I’m excited about the opportunity to pull apart data on campaign contributions over the past couple of years. It’s the first time I’ve had a chance to examine all the contributions a person makes to different candidates over the course of an election cycle. I’ve got the data, I know the initial questions I want to answer and I thought I knew how to reach those answers.
Instead, frustration. I think the problem is that there’s a whole lot of data. Well, let me rephrase that. It’s a big file, by no means huge. Yet even relatively simple manipulations of the data in either Excel or Filemaker seem to invariably bog down. They just can’t get the job done, and either stall in fact or effectively stall because they just are so darn slow.

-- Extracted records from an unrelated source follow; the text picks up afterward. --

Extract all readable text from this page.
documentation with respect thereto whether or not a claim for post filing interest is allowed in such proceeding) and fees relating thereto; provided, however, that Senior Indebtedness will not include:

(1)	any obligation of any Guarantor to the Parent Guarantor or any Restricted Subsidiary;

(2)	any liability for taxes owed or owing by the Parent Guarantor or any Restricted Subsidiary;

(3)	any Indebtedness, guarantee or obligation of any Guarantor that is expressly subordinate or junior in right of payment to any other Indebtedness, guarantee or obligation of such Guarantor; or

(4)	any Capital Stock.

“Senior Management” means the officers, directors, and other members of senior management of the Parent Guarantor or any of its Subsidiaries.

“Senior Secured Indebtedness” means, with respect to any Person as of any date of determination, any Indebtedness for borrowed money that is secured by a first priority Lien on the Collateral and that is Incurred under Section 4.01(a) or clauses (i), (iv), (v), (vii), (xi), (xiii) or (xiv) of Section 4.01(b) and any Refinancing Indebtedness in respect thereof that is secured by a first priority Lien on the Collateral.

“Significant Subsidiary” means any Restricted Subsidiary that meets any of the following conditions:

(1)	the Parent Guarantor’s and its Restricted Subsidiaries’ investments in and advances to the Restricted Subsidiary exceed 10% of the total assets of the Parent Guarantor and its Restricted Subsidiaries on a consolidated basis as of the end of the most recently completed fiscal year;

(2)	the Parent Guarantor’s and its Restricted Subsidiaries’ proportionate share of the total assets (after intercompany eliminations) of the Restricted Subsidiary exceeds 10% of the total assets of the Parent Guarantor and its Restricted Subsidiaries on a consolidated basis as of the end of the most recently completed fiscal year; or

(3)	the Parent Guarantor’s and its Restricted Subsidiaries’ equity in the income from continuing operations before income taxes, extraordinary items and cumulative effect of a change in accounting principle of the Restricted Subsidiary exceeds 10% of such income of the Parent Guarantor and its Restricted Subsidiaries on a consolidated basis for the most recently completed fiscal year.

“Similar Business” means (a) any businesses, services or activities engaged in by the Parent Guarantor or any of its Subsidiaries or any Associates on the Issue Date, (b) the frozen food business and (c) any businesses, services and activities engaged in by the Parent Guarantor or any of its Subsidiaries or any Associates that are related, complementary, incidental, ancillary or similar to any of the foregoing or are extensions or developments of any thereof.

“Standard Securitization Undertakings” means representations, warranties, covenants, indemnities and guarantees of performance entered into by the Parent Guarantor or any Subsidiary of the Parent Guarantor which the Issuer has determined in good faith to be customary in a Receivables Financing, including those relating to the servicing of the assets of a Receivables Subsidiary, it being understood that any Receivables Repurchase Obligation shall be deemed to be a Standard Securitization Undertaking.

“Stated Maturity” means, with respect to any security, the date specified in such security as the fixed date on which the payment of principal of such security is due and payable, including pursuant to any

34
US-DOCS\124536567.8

I think both Excel and Filemaker should be able to handle much larger files, so perhaps I’m doing something wrong along the way since I’m anxious to get to those interesting results.
My fallback plan is to reinstall Windows and Microsoft Access, which typically handles lots of data with ease.
But although I’ve been through this same experience on earlier occasions, I still have a hard time believing that on this dimension, the Mac experience falls so short.
It shouldn’t be that hard to take 25,000 or so contributions, sort out the ones that came from individuals rather than PACs or corporations, and then aggregate and rank them to get a list of the top individual donors. I’ve gotten that far, at least a couple of times.
Then the data need to be cleaned up. Names get written down differently, say with or without a middle initial, or an initial with a period and without a period, and sometimes someone’s name might appear as “Steve” and other places “Steven”. So once I’ve got a rough list of the biggest rollers, I’ll have to comb through the data manually and make sure that all the different variations are included in the total for each person.
Then the next stage is to look for clumps of donors. Officers or employees of the same company, for example. Or employers of the same lobbyist. The goal is to see the patterns of influence beyond individual donors, to find the connections between them.
Anyway, that’s where I’m heading. Any advice/assistance much appreciated.